Rupert reminds us that self-abidance is in fact what we are, not what we do. And that being what we are is not something we have to practice.
He mentions the similarity between artists and athletes. They both practice and practice until what they are practising becomes second nature and they can let go of their technique. Because at the very moment they need to execute – whilst performing, creating, competing – to think about technique would actually impede rather than enhance the outcome.

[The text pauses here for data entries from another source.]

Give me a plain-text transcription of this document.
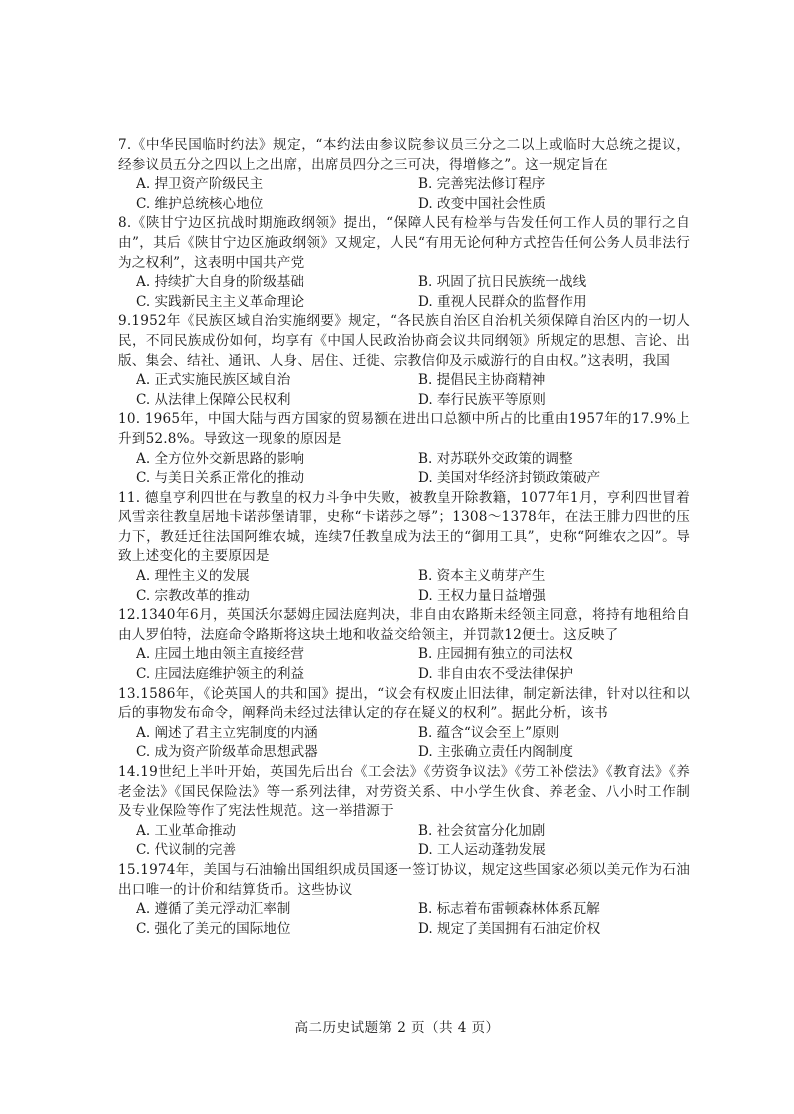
7.《中华民国临时约法》规定，“本约法由参议院参议员三分之二以上或临时大总统之提议，经参议员五分之四以上之出席，出席员四分之三可决，得增修之”。这一规定旨在

A. 捍卫资产阶级民主	B. 完善宪法修订程序
C. 维护总统核心地位	D. 改变中国社会性质

8.《陕甘宁边区抗战时期施政纲领》提出，“保障人民有检举与告发任何工作人员的罪行之自由”，其后《陕甘宁边区施政纲领》又规定，人民“有用无论何种方式控告任何公务人员非法行为之权利”，这表明中国共产党

A. 持续扩大自身的阶级基础	B. 巩固了抗日民族统一战线
C. 实践新民主主义革命理论	D. 重视人民群众的监督作用

9.1952年《民族区域自治实施纲要》规定，“各民族自治区自治机关须保障自治区内的一切人民，不同民族成份如何，均享有《中国人民政治协商会议共同纲领》所规定的思想、言论、出版、集会、结社、通讯、人身、居住、迁徙、宗教信仰及示威游行的自由权。”这表明，我国

A. 正式实施民族区域自治	B. 提倡民主协商精神
C. 从法律上保障公民权利	D. 奉行民族平等原则

10. 1965年，中国大陆与西方国家的贸易额在进出口总额中所占的比重由1957年的17.9%上升到52.8%。导致这一现象的原因是

A. 全方位外交新思路的影响	B. 对苏联外交政策的调整
C. 与美日关系正常化的推动	D. 美国对华经济封锁政策破产

11. 德皇亨利四世在与教皇的权力斗争中失败，被教皇开除教籍，1077年1月，亨利四世冒着风雪亲往教皇居地卡诺莎堡请罪，史称“卡诺莎之辱”；1308～1378年，在法王腓力四世的压力下，教廷迁往法国阿维农城，连续7任教皇成为法王的“御用工具”，史称“阿维农之囚”。导致上述变化的主要原因是

A. 理性主义的发展	B. 资本主义萌芽产生
C. 宗教改革的推动	D. 王权力量日益增强

12.1340年6月，英国沃尔瑟姆庄园法庭判决，非自由农路斯未经领主同意，将持有地租给自由人罗伯特，法庭命令路斯将这块土地和收益交给领主，并罚款12便士。这反映了

A. 庄园土地由领主直接经营	B. 庄园拥有独立的司法权
C. 庄园法庭维护领主的利益	D. 非自由农不受法律保护

13.1586年，《论英国人的共和国》提出，“议会有权废止旧法律，制定新法律，针对以往和以后的事物发布命令，阐释尚未经过法律认定的存在疑义的权利”。据此分析，该书

A. 阐述了君主立宪制度的内涵	B. 蕴含“议会至上”原则
C. 成为资产阶级革命思想武器	D. 主张确立责任内阁制度

14.19世纪上半叶开始，英国先后出台《工会法》《劳资争议法》《劳工补偿法》《教育法》《养老金法》《国民保险法》等一系列法律，对劳资关系、中小学生伙食、养老金、八小时工作制及专业保险等作了宪法性规范。这一举措源于

A. 工业革命推动	B. 社会贫富分化加剧
C. 代议制的完善	D. 工人运动蓬勃发展

15.1974年，美国与石油输出国组织成员国逐一签订协议，规定这些国家必须以美元作为石油出口唯一的计价和结算货币。这些协议

A. 遵循了美元浮动汇率制	B. 标志着布雷顿森林体系瓦解
C. 强化了美元的国际地位	D. 规定了美国拥有石油定价权
高二历史试题第 2 页（共 4 页）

“Letting go is what lets something new into the situation, something you’ve never rehearsed before, something nobody has ever seen before. It didn’t come from the past, it didn’t come from outside of yourself, no one put it into you. It came from the depths of your being. It requires a vertical drop into your being, rather than a going back into recalling knowledge. It’s a vertical intervention of being in the horizontal line of time.”
Awareness is pure sensitivity, pure creativity.

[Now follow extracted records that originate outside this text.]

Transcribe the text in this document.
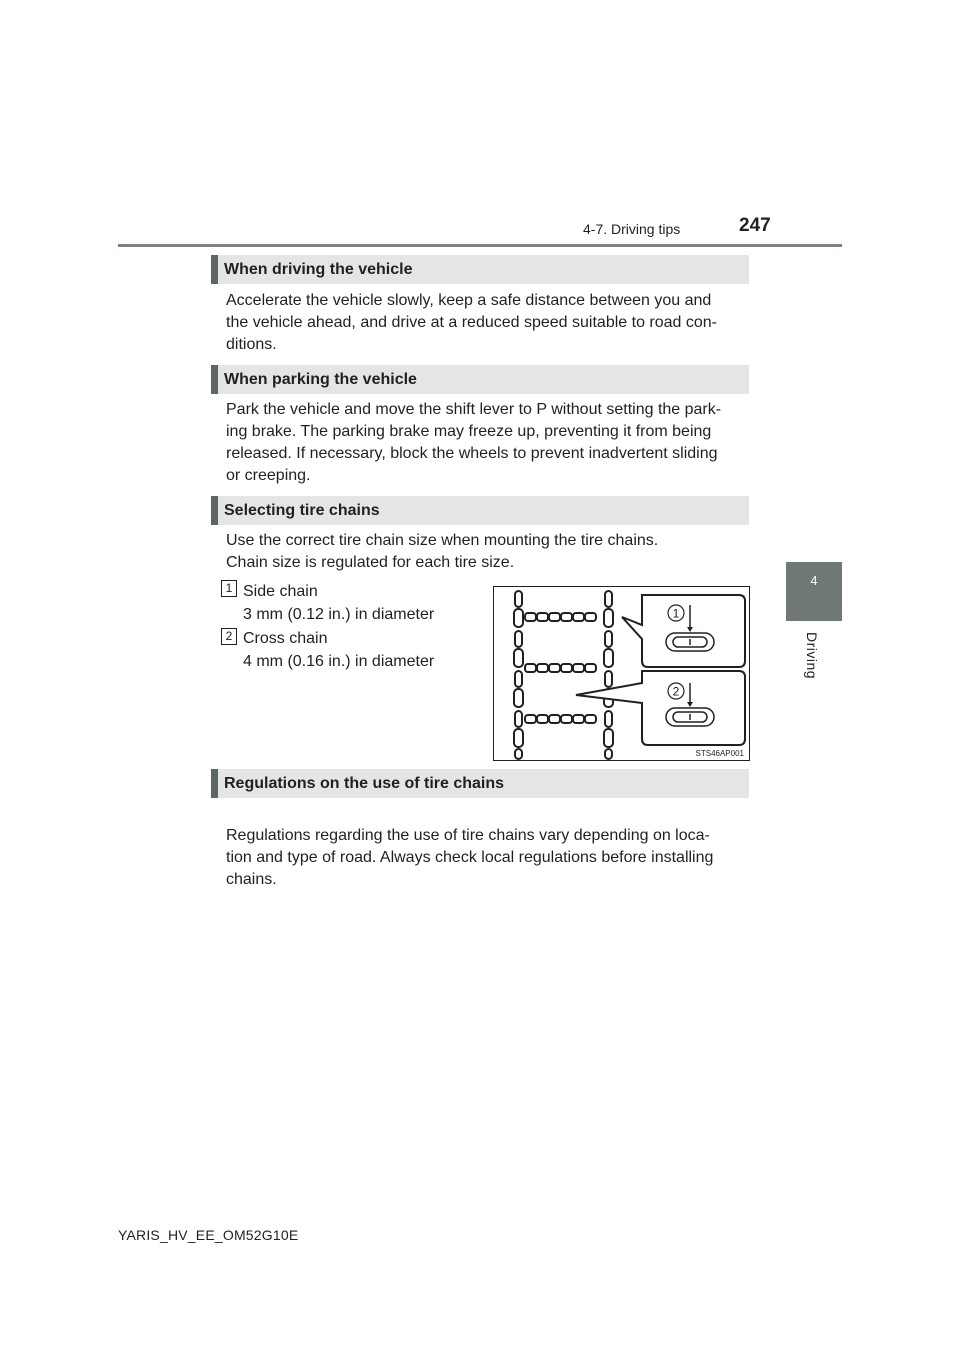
4-7. Driving tips	247
4
Driving
When driving the vehicle

Accelerate the vehicle slowly, keep a safe distance between you and
the vehicle ahead, and drive at a reduced speed suitable to road con-
ditions.

When parking the vehicle

Park the vehicle and move the shift lever to P without setting the park-
ing brake. The parking brake may freeze up, preventing it from being
released. If necessary, block the wheels to prevent inadvertent sliding
or creeping.

Selecting tire chains

Use the correct tire chain size when mounting the tire chains.
Chain size is regulated for each tire size.

1 Side chain
3 mm (0.12 in.) in diameter
2 Cross chain
4 mm (0.16 in.) in diameter
1
2
STS46AP001
Regulations on the use of tire chains

Regulations regarding the use of tire chains vary depending on loca-
tion and type of road. Always check local regulations before installing
chains.

YARIS_HV_EE_OM52G10E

Rupert Spira in conversation with Jamie Robson
For Jamie, discovering non-duality and understanding how to rest in self-abidance resulted from a decade-long journey.
Like for many people, feeling as though ‘something was missing’ led him to explore various techniques and spiritual traditions in search of a way to ‘fix’ the social anxiety and internal disquiet he felt.

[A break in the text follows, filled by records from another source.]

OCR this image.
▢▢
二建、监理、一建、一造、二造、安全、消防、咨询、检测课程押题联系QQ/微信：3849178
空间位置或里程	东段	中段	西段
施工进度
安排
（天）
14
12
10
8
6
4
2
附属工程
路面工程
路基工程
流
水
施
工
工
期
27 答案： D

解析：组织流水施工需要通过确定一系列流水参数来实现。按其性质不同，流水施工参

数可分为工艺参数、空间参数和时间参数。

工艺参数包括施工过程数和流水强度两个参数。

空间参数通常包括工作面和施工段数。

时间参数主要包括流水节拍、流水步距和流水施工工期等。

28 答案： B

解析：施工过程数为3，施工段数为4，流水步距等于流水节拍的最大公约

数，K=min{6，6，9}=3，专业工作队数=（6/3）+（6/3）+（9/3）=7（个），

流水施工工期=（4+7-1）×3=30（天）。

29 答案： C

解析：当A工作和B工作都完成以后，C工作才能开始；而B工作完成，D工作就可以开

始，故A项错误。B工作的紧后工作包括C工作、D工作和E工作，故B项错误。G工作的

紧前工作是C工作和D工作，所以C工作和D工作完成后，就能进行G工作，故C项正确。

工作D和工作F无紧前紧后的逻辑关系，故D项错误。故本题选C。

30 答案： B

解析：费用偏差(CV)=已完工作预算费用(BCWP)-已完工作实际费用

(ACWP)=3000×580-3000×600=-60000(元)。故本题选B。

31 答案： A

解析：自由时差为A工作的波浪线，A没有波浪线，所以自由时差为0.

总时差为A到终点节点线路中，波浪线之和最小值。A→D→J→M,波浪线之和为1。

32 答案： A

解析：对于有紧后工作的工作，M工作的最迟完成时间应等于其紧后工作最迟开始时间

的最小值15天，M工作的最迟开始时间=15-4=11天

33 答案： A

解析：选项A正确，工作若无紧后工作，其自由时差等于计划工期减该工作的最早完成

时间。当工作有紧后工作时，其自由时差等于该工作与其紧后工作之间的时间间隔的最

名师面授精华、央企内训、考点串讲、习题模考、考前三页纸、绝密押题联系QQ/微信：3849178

Travelling from the mountains of Costa Rica to the jungles of Borneo, he explored martial arts, yoga, various meditation techniques, breathing techniques with Russian breath masters, military training, Buddhism, Taoism, Christian Mysticism and Sufism.
Yet it wasn’t until he was asked to act for the first time that, spontaneously, without any previous desire to be an actor, he instantly and clearly saw his psychological or separate self. In this flash of clarity, he recognised that acting would be his path to freedom and knowing the truth.
“I knew that this [acting] was the process, after ten years search, that would enable me to find relief from the things that had held me back or burdened me.”
Through Rupert’s and other non-dual teachings, Jamie saw that suffering is the resistance to negative thoughts or feelings. That is, when trying to control, suppress or change what arises, we are causing our suffering. And if we refrain from engaging with this energy of resistance, it results in far less suffering.
Rupert concurs that liberation and joy come when we no longer give resistance power by colluding with it. Resistance is the activity of the ego.
He explains how the Vedantic tradition teaches us to investigate by asking ourselves, ‘Who or what is this one that is suffering?’ In this internal exploration, we find that the one that seems to be suffering is not there. It is an illusory entity that, although it feels separate from everyone else, does not in fact exist.
While the Tantric approach teaches us to completely move towards the suffering until we merge with it, thereby dissolving the idea or feeling of a subject-object relationship upon which the suffering is based.
This conversation culminates beautifully in the fundamental non-dual understanding that there is no separate self – it is simply an illusion that, when seen clearly, dissolves.
For Jamie as an actor, there is no character to be found in a script. Characters don’t really exist – there are only roles.
Just as Rupert says, there are no individual people, only activities. The universe is not a collection of objects, it is the activity of a singular consciousness.
“Ultimately, there are no activities, no characters. The one reality is interacting with itself by appearing as a universe with a multiplicity and diversity of objects, without any of them actually crystallising into a form. They are a mirage. A temporary moment of activity of the whole.”
Rupert, like Jamie, is a passionate artist, having been a well-known potter for many years. Now his artform is teaching non-duality, where he ‘makes bowls out of words’, while Jamie ‘lets the words do the acting’.
Like all great artists, the two of them take people to a place of nature’s eternity that they’ve yet to reach by themselves.
A delightful example of the infinite oneness expressing itself.